Gender archaeology in cross cultural studies
It has been argued that gender is not genetically inherited but a process of structuring subjectivities, whereas sex is biologically determinate and static (Claassen 1992, Gilchrist 1991, Nelson 1997). To some professionals in the field, however, sex is not “the ground upon which culture elaborates gender” (Morris 1995, 568-569) and “sexing biases have been identified among the methods used in sexing skeletons… When sex is assigned to a skeleton of unknown sex, it is a cultural act” (Claassen 1992, 4), pointing out the more prominent cultural biases in the field of archaeology. These philosophies make Western biological anthropological methods of determining sex of fossils, not appropriate for cross-cultural studies given that not the same physical characteristics are used by all cultures to determine an individual’s sex. This approach of sexual fluidity, meaning that sex is not a cross-cultural concept and it is mostly culturally assigned, has been undermined by the wide application of DNA analysis to skeletal remains in Western Archaeology. The conclusions drawn from such studies performed by Western archaeologists, will be biased by their cultural influences and concepts of sex, biology and DNA.

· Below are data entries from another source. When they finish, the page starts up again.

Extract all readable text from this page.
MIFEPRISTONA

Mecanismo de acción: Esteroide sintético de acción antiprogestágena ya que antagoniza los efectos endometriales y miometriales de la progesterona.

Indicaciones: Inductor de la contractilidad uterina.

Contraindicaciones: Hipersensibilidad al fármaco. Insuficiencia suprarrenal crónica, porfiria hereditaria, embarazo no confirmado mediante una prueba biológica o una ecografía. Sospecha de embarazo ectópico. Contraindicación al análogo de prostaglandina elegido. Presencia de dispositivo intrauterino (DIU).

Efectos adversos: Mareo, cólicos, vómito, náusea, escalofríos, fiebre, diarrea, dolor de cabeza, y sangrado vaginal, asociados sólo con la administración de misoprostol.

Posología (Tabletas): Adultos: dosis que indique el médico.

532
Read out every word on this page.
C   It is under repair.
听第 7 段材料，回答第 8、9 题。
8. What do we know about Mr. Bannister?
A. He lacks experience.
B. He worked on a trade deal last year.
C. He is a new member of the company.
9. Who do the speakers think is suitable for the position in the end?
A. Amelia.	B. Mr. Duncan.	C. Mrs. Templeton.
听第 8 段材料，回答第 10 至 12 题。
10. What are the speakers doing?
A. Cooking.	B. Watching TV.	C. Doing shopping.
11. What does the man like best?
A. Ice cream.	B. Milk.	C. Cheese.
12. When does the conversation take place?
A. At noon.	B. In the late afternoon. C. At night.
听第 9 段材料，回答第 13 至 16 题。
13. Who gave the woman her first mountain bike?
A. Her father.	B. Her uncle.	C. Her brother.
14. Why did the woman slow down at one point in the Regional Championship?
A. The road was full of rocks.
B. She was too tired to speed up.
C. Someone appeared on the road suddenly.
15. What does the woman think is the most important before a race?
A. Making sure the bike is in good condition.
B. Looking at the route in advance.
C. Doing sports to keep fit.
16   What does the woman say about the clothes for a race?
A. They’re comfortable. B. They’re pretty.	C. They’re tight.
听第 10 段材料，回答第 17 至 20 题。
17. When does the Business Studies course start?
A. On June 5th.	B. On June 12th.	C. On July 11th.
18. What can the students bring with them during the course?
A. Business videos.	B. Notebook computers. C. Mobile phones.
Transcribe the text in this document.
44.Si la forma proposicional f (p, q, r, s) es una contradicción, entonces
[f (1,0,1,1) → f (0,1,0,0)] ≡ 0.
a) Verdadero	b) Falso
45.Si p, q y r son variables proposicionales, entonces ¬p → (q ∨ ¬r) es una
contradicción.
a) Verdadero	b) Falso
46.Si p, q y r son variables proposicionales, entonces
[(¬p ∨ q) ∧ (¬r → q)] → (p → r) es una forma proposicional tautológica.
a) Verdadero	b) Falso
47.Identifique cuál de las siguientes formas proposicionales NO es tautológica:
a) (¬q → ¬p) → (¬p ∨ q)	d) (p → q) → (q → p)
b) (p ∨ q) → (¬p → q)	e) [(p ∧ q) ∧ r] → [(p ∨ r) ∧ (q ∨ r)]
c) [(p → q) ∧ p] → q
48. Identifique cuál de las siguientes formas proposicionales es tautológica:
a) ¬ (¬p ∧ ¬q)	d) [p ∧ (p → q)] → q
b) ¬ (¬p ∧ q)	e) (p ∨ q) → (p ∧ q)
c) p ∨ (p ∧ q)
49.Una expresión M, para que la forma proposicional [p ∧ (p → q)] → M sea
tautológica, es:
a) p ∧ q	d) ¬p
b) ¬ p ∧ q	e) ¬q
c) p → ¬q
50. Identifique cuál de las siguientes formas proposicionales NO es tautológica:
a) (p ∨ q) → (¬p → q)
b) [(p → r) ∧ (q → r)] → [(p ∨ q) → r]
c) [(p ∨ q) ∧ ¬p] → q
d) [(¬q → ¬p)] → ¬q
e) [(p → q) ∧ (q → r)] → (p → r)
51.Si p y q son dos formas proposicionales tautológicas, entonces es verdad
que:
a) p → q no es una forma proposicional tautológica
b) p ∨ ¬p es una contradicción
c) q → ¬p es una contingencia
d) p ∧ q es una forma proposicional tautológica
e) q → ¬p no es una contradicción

Hoping that analysis of both the material culture and ethnographic studies of the ancient society will provide a clearer picture of the role gender plays/played in that society, archaeologists are using more diverse types of data and incorporating other aspects of the collected data that they did not include before. Gender studies have often analyzed both males and females (Gilchrist 1991, Leick 2003), however, recent fieldwork has challenged the notion of this particular male-female dichotomy by expanding the categories to include a third or fourth gender in some non-Western societies that are explored (Herdt 1994, Hollimon 1997). Another way in which the fieldwork has challenged the usual study of gender archaeology is by analyzing more material culture like objects, activities and spatial arrangements in the landscape (Nelson 1997).